Exploring the electrochemical characteristics of the nucleobase-template assisted NiCo2O4 electrode for supercapacitors

Abstract

Metal–nucleobase nanostructures are considered essential electrode materials in demonstrating the electrochemical performance of supercapacitors for energy storage devices. In this study, different combinations of nucleobases have been used as metal coordination ligands to prepare the NiCo₂O₄ (NCO) nanostructures. Of specific interest, the nucleobases such as adenine (A), guanine (G), and cytosine (C) were used in different combinations such as A–G, A–C, and G–C for modulating the structure and morphology of NCO. Owing to the synergistic effect of higher electronic conductivity and sheet-like morphology, the NCO/A–G obtained from the Ni–Co/A–G complex shows enhanced supercapacitance characteristics relative to that of the NCO nanostructures obtained using other combinations (A–C and G–C).

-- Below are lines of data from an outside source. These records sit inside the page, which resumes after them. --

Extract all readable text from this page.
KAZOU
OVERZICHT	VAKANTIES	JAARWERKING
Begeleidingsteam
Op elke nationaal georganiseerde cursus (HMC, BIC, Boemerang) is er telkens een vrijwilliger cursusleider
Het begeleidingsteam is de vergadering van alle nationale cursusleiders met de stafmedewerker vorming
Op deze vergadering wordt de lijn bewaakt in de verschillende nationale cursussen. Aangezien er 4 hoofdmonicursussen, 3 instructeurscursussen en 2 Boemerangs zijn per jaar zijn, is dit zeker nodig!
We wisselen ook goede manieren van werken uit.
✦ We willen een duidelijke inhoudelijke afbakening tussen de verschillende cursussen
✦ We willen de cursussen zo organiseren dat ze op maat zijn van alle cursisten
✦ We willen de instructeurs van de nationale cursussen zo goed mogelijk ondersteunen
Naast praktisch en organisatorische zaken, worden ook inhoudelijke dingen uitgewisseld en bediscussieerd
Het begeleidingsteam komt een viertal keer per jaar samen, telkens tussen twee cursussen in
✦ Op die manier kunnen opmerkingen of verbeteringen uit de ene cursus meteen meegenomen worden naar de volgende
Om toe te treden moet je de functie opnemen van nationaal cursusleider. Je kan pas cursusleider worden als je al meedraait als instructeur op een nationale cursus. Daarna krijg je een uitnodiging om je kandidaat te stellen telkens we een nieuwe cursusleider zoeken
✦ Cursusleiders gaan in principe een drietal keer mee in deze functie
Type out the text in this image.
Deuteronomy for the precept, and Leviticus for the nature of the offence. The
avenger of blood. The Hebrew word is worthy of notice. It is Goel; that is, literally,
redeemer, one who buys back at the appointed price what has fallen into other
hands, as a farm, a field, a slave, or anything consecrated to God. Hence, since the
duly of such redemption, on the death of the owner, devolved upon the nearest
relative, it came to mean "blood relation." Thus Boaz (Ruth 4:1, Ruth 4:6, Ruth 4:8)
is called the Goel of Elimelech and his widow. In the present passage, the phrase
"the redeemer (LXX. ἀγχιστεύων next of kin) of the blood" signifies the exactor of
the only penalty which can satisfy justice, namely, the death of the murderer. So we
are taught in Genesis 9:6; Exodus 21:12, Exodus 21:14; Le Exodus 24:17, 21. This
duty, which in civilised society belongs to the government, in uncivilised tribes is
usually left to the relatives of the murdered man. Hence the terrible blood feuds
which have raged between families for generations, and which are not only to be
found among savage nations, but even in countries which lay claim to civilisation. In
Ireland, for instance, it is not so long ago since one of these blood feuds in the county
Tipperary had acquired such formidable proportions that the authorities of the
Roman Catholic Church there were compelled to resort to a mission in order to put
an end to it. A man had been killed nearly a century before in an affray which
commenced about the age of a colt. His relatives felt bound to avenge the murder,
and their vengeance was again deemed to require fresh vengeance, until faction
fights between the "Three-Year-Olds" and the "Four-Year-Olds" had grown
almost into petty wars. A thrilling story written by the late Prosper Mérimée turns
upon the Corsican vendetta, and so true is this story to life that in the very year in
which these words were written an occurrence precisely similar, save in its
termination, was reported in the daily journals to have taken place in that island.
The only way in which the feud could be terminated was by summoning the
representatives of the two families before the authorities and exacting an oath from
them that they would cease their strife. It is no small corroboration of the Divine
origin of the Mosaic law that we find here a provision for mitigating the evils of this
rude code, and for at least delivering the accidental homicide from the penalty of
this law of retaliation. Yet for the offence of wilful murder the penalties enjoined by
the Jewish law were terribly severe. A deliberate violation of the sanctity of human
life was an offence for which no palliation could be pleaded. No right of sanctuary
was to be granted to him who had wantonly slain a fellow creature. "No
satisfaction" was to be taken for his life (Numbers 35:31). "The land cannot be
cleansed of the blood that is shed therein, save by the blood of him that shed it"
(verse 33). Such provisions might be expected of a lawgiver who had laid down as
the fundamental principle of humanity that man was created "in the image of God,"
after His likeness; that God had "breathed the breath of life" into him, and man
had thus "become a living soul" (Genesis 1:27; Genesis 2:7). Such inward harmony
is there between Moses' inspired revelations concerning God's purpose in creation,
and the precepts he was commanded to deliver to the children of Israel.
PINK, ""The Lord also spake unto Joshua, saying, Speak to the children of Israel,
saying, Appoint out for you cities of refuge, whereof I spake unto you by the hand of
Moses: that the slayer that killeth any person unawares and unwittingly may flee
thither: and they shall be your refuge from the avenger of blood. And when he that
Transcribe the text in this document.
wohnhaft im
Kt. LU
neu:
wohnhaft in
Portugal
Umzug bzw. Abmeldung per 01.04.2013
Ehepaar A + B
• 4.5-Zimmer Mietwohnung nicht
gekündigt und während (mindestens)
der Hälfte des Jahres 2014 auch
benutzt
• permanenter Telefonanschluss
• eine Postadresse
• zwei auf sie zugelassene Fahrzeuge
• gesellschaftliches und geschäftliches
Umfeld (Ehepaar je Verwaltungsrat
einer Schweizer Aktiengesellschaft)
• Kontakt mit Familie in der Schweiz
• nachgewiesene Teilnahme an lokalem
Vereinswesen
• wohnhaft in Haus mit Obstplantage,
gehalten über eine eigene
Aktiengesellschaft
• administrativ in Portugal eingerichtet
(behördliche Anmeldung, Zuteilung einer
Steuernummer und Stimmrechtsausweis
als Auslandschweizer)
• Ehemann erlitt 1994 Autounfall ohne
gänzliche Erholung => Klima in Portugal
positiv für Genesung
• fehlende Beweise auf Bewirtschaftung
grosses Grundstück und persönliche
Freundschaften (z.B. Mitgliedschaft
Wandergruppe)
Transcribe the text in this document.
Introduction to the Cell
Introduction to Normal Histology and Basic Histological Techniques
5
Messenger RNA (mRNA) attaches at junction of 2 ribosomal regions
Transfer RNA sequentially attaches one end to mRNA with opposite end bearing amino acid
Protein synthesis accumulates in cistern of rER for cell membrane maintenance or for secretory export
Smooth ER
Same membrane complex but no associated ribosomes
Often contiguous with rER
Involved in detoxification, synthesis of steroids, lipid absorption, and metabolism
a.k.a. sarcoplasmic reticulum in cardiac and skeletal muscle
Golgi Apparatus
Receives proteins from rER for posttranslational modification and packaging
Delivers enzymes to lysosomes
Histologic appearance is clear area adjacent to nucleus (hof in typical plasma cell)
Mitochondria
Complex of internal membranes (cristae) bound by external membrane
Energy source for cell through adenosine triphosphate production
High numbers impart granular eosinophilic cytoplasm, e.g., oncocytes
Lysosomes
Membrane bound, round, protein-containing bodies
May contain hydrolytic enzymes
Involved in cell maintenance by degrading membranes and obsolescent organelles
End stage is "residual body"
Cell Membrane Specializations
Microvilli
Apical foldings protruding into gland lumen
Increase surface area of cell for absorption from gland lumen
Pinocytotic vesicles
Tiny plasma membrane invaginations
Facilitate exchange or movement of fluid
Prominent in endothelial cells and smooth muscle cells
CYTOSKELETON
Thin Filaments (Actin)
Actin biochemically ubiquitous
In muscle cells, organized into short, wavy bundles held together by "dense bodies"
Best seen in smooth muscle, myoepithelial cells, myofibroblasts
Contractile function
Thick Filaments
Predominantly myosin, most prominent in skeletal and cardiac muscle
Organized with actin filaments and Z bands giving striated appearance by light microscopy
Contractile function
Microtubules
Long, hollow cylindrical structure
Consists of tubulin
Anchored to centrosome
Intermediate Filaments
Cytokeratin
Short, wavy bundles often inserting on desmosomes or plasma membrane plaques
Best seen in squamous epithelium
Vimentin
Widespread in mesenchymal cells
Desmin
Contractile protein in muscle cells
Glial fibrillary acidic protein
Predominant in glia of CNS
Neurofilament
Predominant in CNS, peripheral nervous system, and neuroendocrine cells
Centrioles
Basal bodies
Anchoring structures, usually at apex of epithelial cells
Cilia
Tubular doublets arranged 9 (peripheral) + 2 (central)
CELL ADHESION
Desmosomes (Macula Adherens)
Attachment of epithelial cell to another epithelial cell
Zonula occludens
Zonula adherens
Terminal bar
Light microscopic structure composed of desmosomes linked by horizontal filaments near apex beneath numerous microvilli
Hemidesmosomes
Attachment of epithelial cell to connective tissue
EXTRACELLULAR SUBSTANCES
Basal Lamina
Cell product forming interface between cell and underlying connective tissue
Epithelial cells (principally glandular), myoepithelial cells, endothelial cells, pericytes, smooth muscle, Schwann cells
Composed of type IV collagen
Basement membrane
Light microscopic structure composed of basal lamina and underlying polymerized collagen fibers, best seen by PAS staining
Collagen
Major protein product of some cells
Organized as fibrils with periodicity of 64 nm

In particular, the NCO/A–G as an electrode material shows a maximum specific capacity of ∼130 mA h g⁻¹ at a current density of 0.3 A g⁻¹. Significantly, the fabricated asymmetric supercapacitor (ASC) consisting of six-series cells extends the operating voltage of 6.5 V with good energy and power density of 8.5 μW h cm⁻² and 400 μW cm⁻², respectively. It is also demonstrated that the NCO/A–G-based supercapacitor effectively lights up a blue light-emitting diode for a certain time, suggesting the feasibility of morphologically tuned nucleobase–metal complexes for practical energy storage devices.